À Spa, une discussion franche sur un sujet brûlant !
À l’occasion de LUDOVIA#BE, à Spa, une table ronde réunissant Christophe Batier, Université Lyon 1 et Jeff Van de Poël, Université de Lausanne, UNIL, a permis d’aborder, sans détours, les enjeux majeurs que pose aujourd’hui l’intelligence artificielle dans l’éducation. Au-delà du « buzz », les deux chercheurs rappellent que l’IA générative transforme profondément notre rapport au savoir, les pratiques pédagogiques, l’accès à l’information… mais aussi les équilibres économiques et démocratiques.

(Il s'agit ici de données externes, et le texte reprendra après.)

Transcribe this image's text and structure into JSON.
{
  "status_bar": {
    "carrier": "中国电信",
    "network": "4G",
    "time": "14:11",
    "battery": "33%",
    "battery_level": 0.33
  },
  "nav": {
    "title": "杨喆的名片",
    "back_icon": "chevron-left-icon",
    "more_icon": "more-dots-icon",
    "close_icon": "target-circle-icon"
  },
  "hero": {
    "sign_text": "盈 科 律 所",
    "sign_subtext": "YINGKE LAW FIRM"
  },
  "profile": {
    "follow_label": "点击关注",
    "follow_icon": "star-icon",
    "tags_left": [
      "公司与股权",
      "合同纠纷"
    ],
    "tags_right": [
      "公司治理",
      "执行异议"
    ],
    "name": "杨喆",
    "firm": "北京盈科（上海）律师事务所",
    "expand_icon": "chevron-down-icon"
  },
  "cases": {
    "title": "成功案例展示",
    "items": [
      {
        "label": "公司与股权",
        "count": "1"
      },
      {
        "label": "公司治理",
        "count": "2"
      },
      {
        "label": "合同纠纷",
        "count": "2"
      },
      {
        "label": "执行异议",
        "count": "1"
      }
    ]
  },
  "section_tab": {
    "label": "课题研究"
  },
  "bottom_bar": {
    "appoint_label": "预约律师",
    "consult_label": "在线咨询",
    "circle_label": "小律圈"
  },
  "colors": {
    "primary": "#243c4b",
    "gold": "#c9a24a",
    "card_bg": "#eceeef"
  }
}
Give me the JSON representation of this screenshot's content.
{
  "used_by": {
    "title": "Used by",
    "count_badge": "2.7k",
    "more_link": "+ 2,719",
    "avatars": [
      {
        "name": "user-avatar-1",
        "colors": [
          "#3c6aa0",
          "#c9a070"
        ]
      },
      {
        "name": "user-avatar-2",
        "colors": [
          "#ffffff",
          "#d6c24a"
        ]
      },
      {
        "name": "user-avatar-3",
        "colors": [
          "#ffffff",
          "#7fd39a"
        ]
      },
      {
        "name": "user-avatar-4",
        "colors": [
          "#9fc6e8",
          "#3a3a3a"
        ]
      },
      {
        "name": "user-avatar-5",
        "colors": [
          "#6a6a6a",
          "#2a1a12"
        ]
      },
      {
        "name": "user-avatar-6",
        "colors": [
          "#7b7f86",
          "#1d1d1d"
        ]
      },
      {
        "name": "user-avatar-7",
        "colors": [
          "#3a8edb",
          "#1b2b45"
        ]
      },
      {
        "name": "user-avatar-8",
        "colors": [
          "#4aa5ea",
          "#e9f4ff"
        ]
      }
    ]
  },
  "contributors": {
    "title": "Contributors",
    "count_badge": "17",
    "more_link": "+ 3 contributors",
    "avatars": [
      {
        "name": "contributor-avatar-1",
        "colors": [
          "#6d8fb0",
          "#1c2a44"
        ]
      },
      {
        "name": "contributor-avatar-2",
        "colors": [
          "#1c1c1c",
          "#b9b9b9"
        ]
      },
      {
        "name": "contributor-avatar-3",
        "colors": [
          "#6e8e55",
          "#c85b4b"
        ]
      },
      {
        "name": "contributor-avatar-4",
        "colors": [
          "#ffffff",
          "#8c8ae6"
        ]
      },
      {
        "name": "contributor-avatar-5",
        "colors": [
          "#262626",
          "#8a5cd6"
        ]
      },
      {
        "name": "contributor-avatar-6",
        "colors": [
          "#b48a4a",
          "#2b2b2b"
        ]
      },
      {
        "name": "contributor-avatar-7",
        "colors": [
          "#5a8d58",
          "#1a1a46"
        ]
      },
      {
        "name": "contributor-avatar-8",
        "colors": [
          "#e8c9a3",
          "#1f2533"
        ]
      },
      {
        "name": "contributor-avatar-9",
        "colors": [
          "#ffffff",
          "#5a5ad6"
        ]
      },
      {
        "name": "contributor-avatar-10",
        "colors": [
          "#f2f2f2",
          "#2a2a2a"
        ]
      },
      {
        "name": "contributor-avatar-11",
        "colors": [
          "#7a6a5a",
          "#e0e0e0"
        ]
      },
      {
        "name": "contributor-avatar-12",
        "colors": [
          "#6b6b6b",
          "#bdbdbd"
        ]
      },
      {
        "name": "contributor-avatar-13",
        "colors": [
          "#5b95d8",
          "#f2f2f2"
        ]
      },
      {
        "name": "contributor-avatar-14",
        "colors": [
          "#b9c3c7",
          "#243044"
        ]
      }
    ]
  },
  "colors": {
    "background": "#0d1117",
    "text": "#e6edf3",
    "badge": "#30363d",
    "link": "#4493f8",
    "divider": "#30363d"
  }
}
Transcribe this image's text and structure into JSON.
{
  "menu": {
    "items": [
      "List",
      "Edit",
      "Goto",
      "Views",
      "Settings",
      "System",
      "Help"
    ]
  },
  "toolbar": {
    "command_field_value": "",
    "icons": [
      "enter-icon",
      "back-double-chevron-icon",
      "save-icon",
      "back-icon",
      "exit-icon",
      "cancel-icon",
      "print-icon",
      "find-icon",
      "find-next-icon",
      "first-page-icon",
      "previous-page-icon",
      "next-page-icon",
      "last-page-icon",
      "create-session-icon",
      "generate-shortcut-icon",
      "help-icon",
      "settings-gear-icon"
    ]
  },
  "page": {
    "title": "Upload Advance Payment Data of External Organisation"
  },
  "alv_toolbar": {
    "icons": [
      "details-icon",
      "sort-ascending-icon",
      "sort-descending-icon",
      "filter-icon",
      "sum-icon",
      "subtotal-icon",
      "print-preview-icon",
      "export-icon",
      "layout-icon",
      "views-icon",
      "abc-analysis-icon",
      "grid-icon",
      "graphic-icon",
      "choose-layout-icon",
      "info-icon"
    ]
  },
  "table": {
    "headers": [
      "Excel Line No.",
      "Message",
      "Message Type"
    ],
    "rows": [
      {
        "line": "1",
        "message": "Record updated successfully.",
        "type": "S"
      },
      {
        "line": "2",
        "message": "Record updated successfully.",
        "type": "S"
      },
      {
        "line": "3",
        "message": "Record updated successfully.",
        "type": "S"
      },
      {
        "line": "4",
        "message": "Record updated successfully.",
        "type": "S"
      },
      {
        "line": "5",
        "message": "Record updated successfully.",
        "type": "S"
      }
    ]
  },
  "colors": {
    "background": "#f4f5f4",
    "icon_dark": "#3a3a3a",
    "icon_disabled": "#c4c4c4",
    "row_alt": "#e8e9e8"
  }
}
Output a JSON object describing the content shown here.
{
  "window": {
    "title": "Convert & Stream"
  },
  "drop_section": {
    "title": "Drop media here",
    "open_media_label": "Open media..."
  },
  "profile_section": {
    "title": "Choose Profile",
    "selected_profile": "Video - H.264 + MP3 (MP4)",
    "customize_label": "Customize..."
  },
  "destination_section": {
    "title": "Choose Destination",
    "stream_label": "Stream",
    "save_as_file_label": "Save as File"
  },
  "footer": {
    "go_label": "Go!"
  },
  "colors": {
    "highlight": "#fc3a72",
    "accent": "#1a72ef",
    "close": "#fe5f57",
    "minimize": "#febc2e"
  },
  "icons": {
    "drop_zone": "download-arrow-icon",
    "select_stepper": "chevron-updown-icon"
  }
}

L’IA n’est pas une mode : une rupture dans l’histoire du rapport au savoir
Pour Jeff Van de Poël, l’IA ne peut pas être qualifiée de “tendance” : elle s’inscrit dans la continuité de grandes ruptures historiques du rapport au savoir — après le livre et internet.
La nouveauté ?
👉 L’IA ne se contente plus de fournir une information : elle la produit, la reformule, la personnalise, en continu et à la demande.
C’est une nouvelle dynamique d’apprentissage : une sorte de “professeur accessible 24/24”, potentiellement puissant, mais qui change la nature de la relation entre apprenant et connaissance.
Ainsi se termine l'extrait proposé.